Column space basis: Pivot columns are columns 1 and 3. Pull those from the original matrix A (not the RREF):

c1 = [1, 2, 0]
c3 = [0, 1, 1]

These live in R^3. This is the critical rule: find a basis for the column space by looking at which columns are pivot columns in the RREF, then taking those columns from the original matrix. The RREF column vectors themselves are not generally valid column space bases for A.

Null space basis: Solve Ax = 0 using the RREF. Variables x1 and x3 are pivot (basic) variables; x2 and x4 are free. Set x2 = s and x4 = t.

From row 2: x3 + x4 = 0, so x3 = -t. From row 1: x1 + 2x2 + x4 = 0, so x1 = -2s - t.

The general solution:

x = s[-2, 1, 0, 0] + t[-1, 0, -1, 1]

The null space basis is:

n1 = [-2, 1,  0, 0]
n2 = [-1, 0, -1, 1]

Both live in R^4. Dimension check: 2 + 2 = 4 = n. The rank-nullity theorem holds.

Why the Column Basis Comes from the Original Matrix

This trips people up consistently. After row reduction, the column relationships are preserved but the actual column vectors change. The RREF tells you which columns are linearly independent (the pivot ones), but the actual basis vectors for the column space of A must come from A itself.
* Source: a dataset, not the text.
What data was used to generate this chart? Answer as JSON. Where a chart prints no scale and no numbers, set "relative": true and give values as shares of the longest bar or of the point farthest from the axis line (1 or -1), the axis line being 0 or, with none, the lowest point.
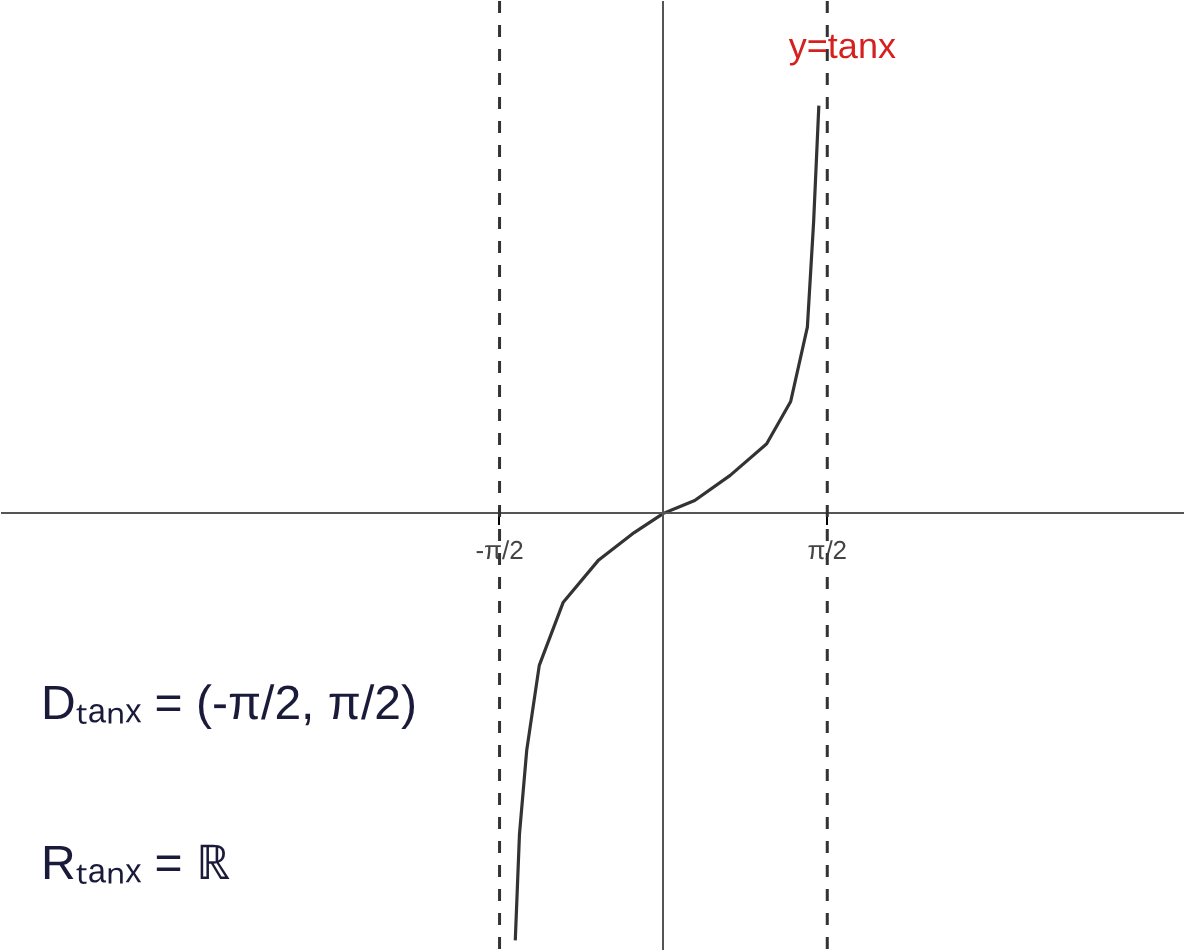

To put it concretely: the column space of the RREF is not the same subspace as the column space of A. Row operations change column spaces. They do not change row spaces or null spaces.

Orthogonality Between the Subspaces

There is a deeper geometric structure here. The row space and null space of A are orthogonal complements in R^n. Every vector in the null space is perpendicular to every vector in the row space, and together they span all of R^n. The same relationship holds between the column space and the left null space (null space of A^T) in R^m. These four subspaces, two pairs of orthogonal complements, are the fundamental theorem of linear algebra as Gilbert Strang frames it.

For the example above, you can verify: dot n1 = [-2, 1, 0, 0] with v1 = [1, 2, 0, 1]: (-2)(1) + (1)(2) + (0)(0) + (0)(1) = 0. Same with n2 and v2. Orthogonality confirmed.

Knowing the Rank Tells You Almost Everything

Finding the rank is the central computation. Once you have the rank r and the matrix dimensions m and n, you know the dimension of every fundamental subspace without any further work. The RREF then hands you explicit bases, not just dimensions. That combination, dimensions from rank, basis vectors from RREF, is what makes row reduction such a powerful single procedure.

Frequently asked questions

Do the row space and column space always have the same dimension?

Yes. Both dimensions equal the rank of the matrix, regardless of whether the matrix is square, tall, or wide. A 3x7 matrix with rank 2 has a 2-dimensional row space in R^7 and a 2-dimensional column space in R^3.

Can the null space ever be just the zero vector?

Yes. When the rank equals n (the number of columns), the nullity is n - n = 0. The null space contains only the zero vector. This happens exactly when Ax = b has at most one solution for any b, which is the condition for A to have linearly independent columns.

Why do we use the original matrix to find the column space basis?

Row operations alter the individual column vectors while preserving which ones are linearly dependent. The pivot positions found in the RREF tell you the indices of a maximal linearly independent set of columns in A. Those same-indexed columns from A form the basis. Taking them from the RREF would give a basis for the RREF's column space, a different subspace.

How does the null space relate to solving Ax = b?

If Ax = b has one particular solution p, then every solution has the form x = p + h where h is any vector in the null space. The null space parametrizes the non-uniqueness. A unique solution exists only when the null space is trivial (dimension zero).